HAMILTON — Montana lawmakers are showing support for bills that will not only clear the way for expanding Bitterroot College, but also could make it easier for other community colleges to be organized in Montana.
Three different pieces of legislation -- one specific to program expansion at Bitterroot Community College -- have cleared the half-way point in Helena.
One measure, SJ-15 introduced by Senator Jason Ellsworth, passed the Senate and is now before the House Education Committee.
That's the resolution formalizing last year's special election, where Ravalli County voters endorsed the formation of the college, but without approving funding.
"It doesn't talk funding the district. But it simply creates the district. So that the trustees that got elected now have official positions and not just trustee-elect,” explained Rep. David Bedey (R-Hamilton).
“They can go to work doing all of the things if we get this through the House, all the work necessary to actually open the college,” Bedey added.

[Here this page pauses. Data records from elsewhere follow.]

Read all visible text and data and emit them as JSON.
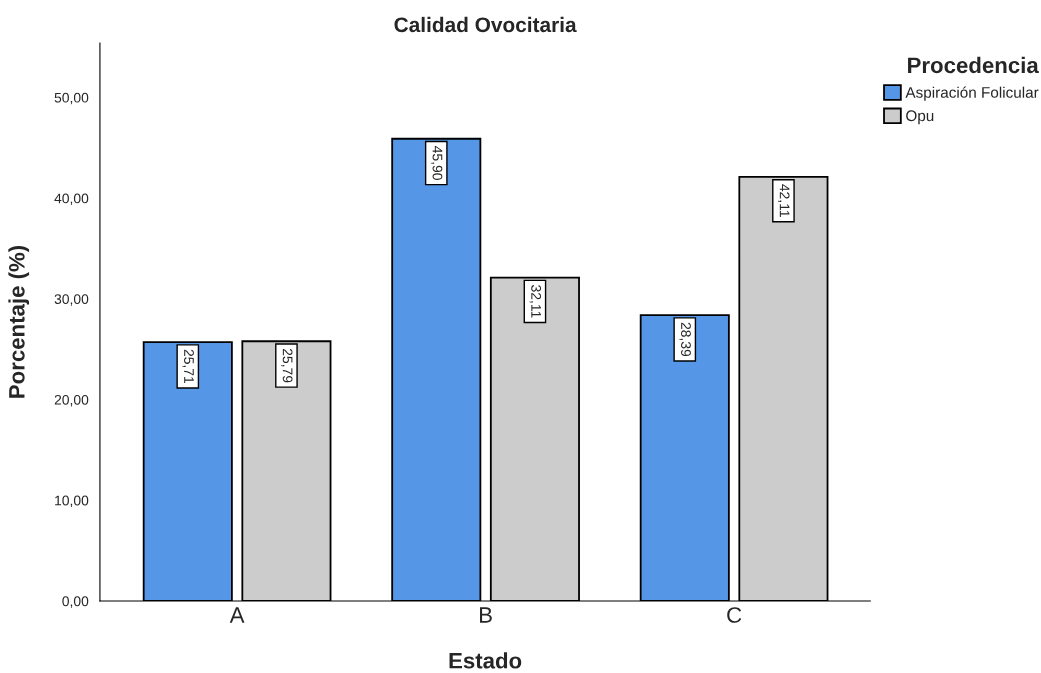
{
  "chart_data": {
    "type": "bar",
    "title": "Calidad Ovocitaria",
    "xlabel": "Estado",
    "ylabel": "Porcentaje (%)",
    "legend_title": "Procedencia",
    "categories": [
      "A",
      "B",
      "C"
    ],
    "series": [
      {
        "name": "Aspiración Folicular",
        "color": "#5596e6",
        "values": [
          25.71,
          45.9,
          28.39
        ],
        "value_labels": [
          "25,71",
          "45,90",
          "28,39"
        ]
      },
      {
        "name": "Opu",
        "color": "#cccccc",
        "values": [
          25.79,
          32.11,
          42.11
        ],
        "value_labels": [
          "25,79",
          "32,11",
          "42,11"
        ]
      }
    ],
    "ylim": [
      0,
      55.4
    ],
    "yticks": [
      {
        "value": 0,
        "label": "0,00"
      },
      {
        "value": 10,
        "label": "10,00"
      },
      {
        "value": 20,
        "label": "20,00"
      },
      {
        "value": 30,
        "label": "30,00"
      },
      {
        "value": 40,
        "label": "40,00"
      },
      {
        "value": 50,
        "label": "50,00"
      }
    ],
    "grid": false,
    "legend": "top right"
  }
}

It's been an uphill climb for the school, which operates under the University of Montana after the fledgling effort got bogged down in the Legislature in 2009.
Bedey says that first attempt on Bitterroot College more than 10-years ago underscored the problems in forming community college districts in Montana.

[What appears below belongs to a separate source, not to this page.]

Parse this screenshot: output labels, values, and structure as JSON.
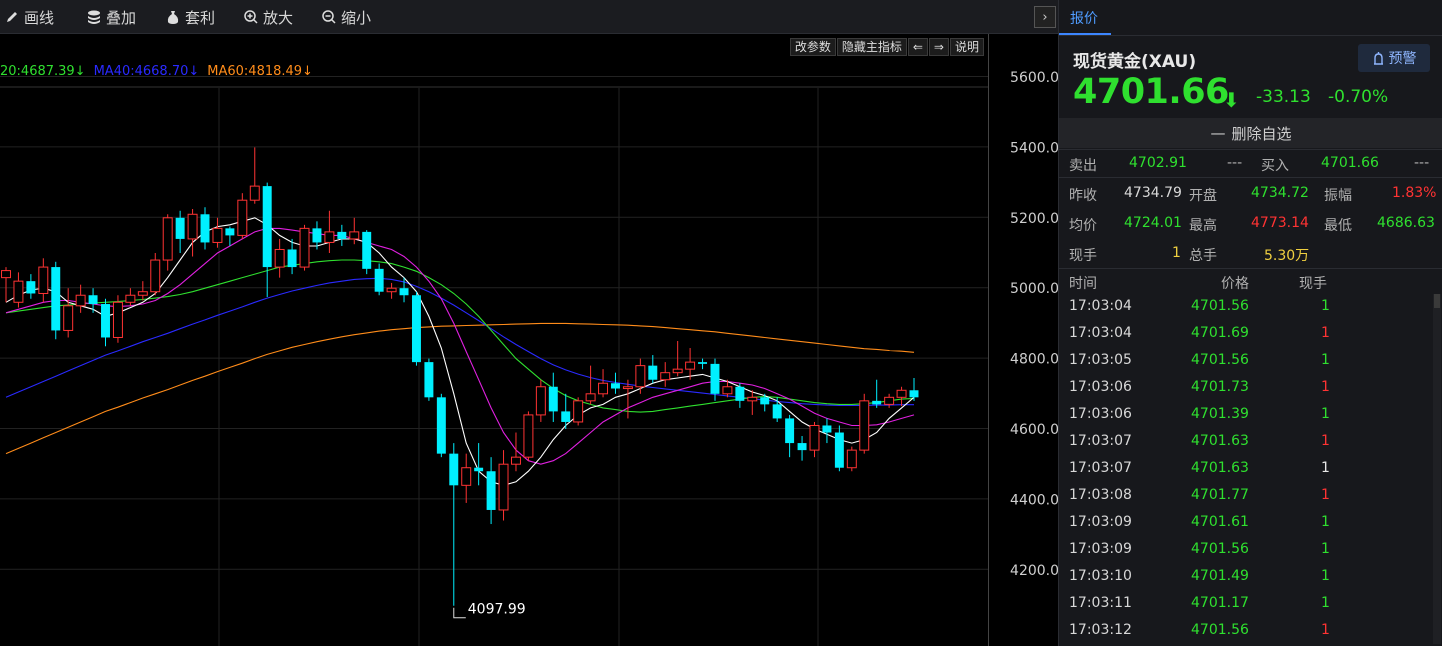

So not only is the legislation this session designed to advance the local plans in Ravalli County, but to make it easier for lawmakers to understand how it works here and could work in the future.
"Last time Ravalli County attempted to create a Community College District it was the confusion in the law that I think that contributed to it getting an unfavorable reception from the Legislature,” Bedey told MTN News. “So it was important for us to clarify the law first."
That clarification is coming in two companion bills. House Bill 179 addresses how community college districts can be organized.
“The current law is so confusing, or has so many omissions in it, that it was creating questions in the senators' minds,” Bedey explained.
Meanwhile, House Bill 67 explains how funding can be approved.
"And to include language that talks about how you actually establish the initial budget for a new community college and gets into the local tax levy requirement. How that is to be taken care of,” Bedey said.
Both House bills have been transmitted to the Senate and are expected to be taken up after the break.
The current legislation doesn't address how Bitterroot College will be paid for. That will be up to the trustees to iron out, with the funding question booted ahead to the next session, two years from now.